Más flojo fue el numerito del gordo sentado en una silla y levantado por cuatro voluntarios que hundían sus manos bajo las corvas y axilas del sujeto. Eso ya lo hacíamos en el colegio cuando Geller todavía vestía pantalones cortos. Con los ojos cerrados y una pizarra a sus espaldas, nos pidió que pensásemos en el color que había escrito la blanca e inocente mano de una rubia de sombrero y tratásemos de proyectarlo sobre su mente. ¡Rojo! Lo captó a la primera sin el menor titubeo. Zalamero y halagador, reconoció que había sido muy fácil gracias a la nitidez del mensaje que le habíamos enviado. Como fácil le resultaría a cualquier ilusionista que se precie. Lo más espectacular quedó para el final: con gran dramatismo tomó una bolsa de plástico precintada que contenía semillas, la rompió a la vista de todos y esparció su contenido sobre una mesa. La pantalla gigante del fondo proyectó un primer plano de su mano extendida acariciando los granos. De nuevo, nos pidió un esfuerzo de concentración para tratar de que alguna semilla germinara. Se lo dimos y no nos falló. Allí estaba: a la vista de la cámara, una diminuta semilla, que podría caber entre sus dedos, había roto el prieto abrazo de la piel que la cubría y comenzaba a mostrar los primeros síntomas de la vida. Era sólo una, pero bastó para despertar la rendición, y la entrega total del auditorio. Grandes aplausos.

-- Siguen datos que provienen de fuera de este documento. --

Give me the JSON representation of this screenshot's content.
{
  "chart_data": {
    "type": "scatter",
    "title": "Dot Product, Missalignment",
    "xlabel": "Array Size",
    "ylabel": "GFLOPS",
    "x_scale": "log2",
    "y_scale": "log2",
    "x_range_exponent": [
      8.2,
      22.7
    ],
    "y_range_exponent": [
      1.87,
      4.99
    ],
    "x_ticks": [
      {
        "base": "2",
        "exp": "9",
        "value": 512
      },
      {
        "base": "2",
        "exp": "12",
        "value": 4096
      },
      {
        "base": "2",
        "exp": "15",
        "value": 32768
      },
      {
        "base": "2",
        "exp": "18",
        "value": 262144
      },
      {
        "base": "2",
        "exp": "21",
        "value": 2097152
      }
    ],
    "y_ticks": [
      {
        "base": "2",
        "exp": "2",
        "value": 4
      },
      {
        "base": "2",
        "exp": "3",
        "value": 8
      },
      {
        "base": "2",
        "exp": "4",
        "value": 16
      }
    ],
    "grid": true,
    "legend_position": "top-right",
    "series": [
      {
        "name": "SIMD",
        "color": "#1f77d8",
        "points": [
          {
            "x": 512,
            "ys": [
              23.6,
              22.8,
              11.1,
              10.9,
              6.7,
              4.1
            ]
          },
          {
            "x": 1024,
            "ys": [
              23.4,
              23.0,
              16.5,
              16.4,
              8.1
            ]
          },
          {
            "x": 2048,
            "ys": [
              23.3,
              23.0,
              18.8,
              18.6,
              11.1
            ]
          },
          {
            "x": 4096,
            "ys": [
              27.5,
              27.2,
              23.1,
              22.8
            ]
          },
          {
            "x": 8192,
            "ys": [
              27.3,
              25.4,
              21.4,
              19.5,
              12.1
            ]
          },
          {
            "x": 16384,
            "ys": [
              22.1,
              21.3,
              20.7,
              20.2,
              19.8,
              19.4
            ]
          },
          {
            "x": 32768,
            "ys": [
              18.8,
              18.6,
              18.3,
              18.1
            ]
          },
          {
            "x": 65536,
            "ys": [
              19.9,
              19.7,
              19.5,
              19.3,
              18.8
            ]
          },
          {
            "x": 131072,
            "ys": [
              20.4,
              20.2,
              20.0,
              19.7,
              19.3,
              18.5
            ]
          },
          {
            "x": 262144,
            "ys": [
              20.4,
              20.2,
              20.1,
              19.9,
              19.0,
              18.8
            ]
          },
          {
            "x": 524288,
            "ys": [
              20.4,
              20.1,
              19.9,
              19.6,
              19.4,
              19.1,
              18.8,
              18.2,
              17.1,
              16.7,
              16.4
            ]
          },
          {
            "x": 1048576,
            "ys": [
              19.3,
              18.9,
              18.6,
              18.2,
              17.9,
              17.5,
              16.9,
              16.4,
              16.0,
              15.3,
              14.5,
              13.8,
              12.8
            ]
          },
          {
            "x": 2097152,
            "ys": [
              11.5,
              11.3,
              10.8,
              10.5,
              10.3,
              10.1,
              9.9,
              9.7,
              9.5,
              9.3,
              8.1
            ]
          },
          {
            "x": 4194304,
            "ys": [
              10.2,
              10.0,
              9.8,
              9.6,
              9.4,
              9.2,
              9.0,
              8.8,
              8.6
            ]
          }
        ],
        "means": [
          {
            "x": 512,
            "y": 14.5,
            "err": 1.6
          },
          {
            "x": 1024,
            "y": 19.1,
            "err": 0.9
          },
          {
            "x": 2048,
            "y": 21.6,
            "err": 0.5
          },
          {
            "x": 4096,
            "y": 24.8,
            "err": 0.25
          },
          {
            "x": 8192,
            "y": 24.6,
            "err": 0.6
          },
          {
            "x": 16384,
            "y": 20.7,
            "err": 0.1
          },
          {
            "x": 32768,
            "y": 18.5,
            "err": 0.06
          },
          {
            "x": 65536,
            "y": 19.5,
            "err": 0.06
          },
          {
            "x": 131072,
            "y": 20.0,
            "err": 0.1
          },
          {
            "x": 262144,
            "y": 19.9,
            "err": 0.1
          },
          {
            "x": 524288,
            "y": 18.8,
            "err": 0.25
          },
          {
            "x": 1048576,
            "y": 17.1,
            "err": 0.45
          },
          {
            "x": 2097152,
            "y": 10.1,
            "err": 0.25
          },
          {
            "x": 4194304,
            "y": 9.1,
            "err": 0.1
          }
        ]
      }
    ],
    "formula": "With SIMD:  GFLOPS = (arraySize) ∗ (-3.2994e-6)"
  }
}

Allí estaba también mi vieja amiga Marilyn Rossner, curtida en mil escenarios de los cinco continentes. Con oficio, acercaba su mínima figura al borde mismo de la plataforma y explicaba a unos espectadores ansiosos y seducidos de antemano que su guía astral, Daisy, una especie de ángel de la guarda que la acompaña desde la infancia, era quien dictaba sus mensajes y predicciones. Acto seguido procedía a leer el pasado y el futuro de algunos de los presentes, elegidos al azar. En el proceso se producían muchas escenas de emoción desbordada y los llantos de rigor. Pero no todos estaban conformes con sus poderes, y por la antesala desfilaba el consabido goteo de los decepcionados.
Por cierto, en nuestros largos años de amistad, sólo en una ocasión me hizo una predicción personal Fue una primavera en Montreal. Una soleada, mañana, cuando me encontraba hablando por teléfono en mi habitación, la telefonista del hotel interrumpió la conversación para anunciarme que tenía una llamada urgente de una mujer que aseguraba que no podía esperar. Me disculpé ante mi interlocutor y di paso a la misteriosa comunicante. Era Marilyn que, en plena meditación, acababa de recibir un preocupante mensaje para mí: debía tener «sumo cuidado» en los dos o tres próximos meses, de no firmar ningún documento con ninguna, agencia gubernamental (mencionó específicamente la CIA y el FBI), especialmente sí estaba relacionado con el Oriente Medio, Ni que decir tiene que mi sorpresa fue mayúscula, pero pronto recordé una conversación casual y desenfadada que había sostenido el día anterior con un viejo amigo común, que no veía desde hacía muchos años y a quien había confiado que estaba preparando un reportaje con agentes del servicio de inteligencia americano. Pude darme cuenta de que aquel comentario impresionó sobremanera a mi amigo, influido, sin duda, por la leyenda que el cine y la televisión han construido alrededor.